31 杉田玄白書簡(『木下文書』のうち)〔文化3(1806)年〕【YR1-N23】
木下宗白宛。宗白も小浜藩医で、玄白に師事した。内容は、宗白からの手紙に対する返事と類焼見舞いに対する礼状で、年記はないが、文化3(1806)年玄白74歳のものと推定される。当書簡を収める『木下文書』は、宗白の子孫で医師の木下熙が杉田家からの書簡などを明治42(1909)年に整理したもので、親交のあった日本画家の富岡鉄斎が箱書と自序を代書している。
杉田玄白書簡
箱書
桂川甫周(かつらがわ ほしゅう) 1751-1809
名は国瑞。号は月池。幕府奥医師で、『解体新書』の翻訳にも携わった。ツュンベリーら江戸参府オランダ商館長一行と会談し、新知識の吸収に努めた。将軍家斉の内旨を受け、大黒屋光太夫のロシアでの体験見聞を聴取、分類記録した『北槎聞略』は名著として名高い。

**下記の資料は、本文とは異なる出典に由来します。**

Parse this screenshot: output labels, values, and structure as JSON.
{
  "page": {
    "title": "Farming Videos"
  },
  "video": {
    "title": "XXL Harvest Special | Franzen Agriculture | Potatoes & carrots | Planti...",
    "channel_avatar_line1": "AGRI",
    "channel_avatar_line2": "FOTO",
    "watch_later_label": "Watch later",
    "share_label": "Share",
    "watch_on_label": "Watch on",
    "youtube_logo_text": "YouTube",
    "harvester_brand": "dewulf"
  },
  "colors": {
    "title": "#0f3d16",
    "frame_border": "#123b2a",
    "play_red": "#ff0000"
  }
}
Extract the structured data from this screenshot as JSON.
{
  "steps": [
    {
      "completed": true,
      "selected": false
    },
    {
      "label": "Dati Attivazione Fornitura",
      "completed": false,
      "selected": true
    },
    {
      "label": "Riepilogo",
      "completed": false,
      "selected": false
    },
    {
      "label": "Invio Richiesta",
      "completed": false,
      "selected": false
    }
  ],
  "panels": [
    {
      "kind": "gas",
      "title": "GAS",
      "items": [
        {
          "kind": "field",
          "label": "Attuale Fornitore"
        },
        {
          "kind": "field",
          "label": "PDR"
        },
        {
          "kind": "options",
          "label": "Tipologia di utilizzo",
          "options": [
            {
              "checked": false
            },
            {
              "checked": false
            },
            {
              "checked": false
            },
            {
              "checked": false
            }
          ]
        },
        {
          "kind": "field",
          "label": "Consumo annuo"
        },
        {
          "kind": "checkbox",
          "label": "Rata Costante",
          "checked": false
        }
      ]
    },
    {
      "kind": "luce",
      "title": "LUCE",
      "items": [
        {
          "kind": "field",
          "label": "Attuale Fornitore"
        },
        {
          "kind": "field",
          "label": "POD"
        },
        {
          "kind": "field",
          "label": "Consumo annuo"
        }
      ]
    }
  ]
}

32 蝦夷草木図 小林豊章画 桂川甫周写 寛政5(1793)年【寄別11-2】
幕吏小林豊章が寛政4(1792)年に西蝦夷地(北海道の日本海沿岸)と樺太南部を調査し、そこで目にした植物を写生してまとめた図譜。掲載資料は、甫周が寛政5(1793)年に幕府の献上本を模写したもの。掲載箇所に描かれているのはポロヤキナ(エゾオグルマ)。伊藤圭介旧蔵で、ピンク色の付箋は圭介筆。圭介の孫・理学博士伊藤篤太郎のメモもあり、本図に「Cineraria」と学名を記したのはシーボルトという。
桂川甫周写『蝦夷草木図』のポロヤキナの図
栗本丹洲(くりもと たんしゅう) 1756?-1834
33 蝦夷草木図 小林豊章画 栗本丹洲写 寛政9(1797)年【亥-215】
若年寄堀田正敦は、寛政9(1797)年丹洲に命じて所蔵していた『蝦夷草木図』に漢名・和名と注釈を加えさせた。掲載資料は、その際、丹洲が自身のために転写したもの。朱字は丹洲の書入れで、藍字は幕医坂丹邱のもの。江戸時代は木版などの印刷による書物の出版も盛んだったが、書写による写本での流通も引き続き行われた。掲載資料32、33とも原書に近い転写本で描写も丁寧なものだが、元とした本の違い、所蔵者の書入れなどにより、伝える内容はすでに同一ではなくなっている。
栗本丹洲写『蝦夷草木図』のポロヤキナの図
大槻玄沢(おおつき げんたく) 1757-1827
34 大槻玄沢自筆書簡 〔寛政9(1797)年〕2月15日 【WA25-83】
大垣藩医の江馬春齢(元恭)宛。江馬は杉田玄白、前野良沢に蘭学を学んでいる。玄沢は寛政8(1796)年末に火事で罹災しており、書簡の前半で江馬からの見舞いに礼を述べている。後半では、玄白が相変わらず忙しい、良沢が矍鑠としている、など蘭学者たちの動向を記す。江馬が小野蘭山に依頼した、ドドネウス(「ドヽニユース」Dodonaeus又はDodoens, Rembert 1517-1585)『草木誌』中の植物名同定についても言及している。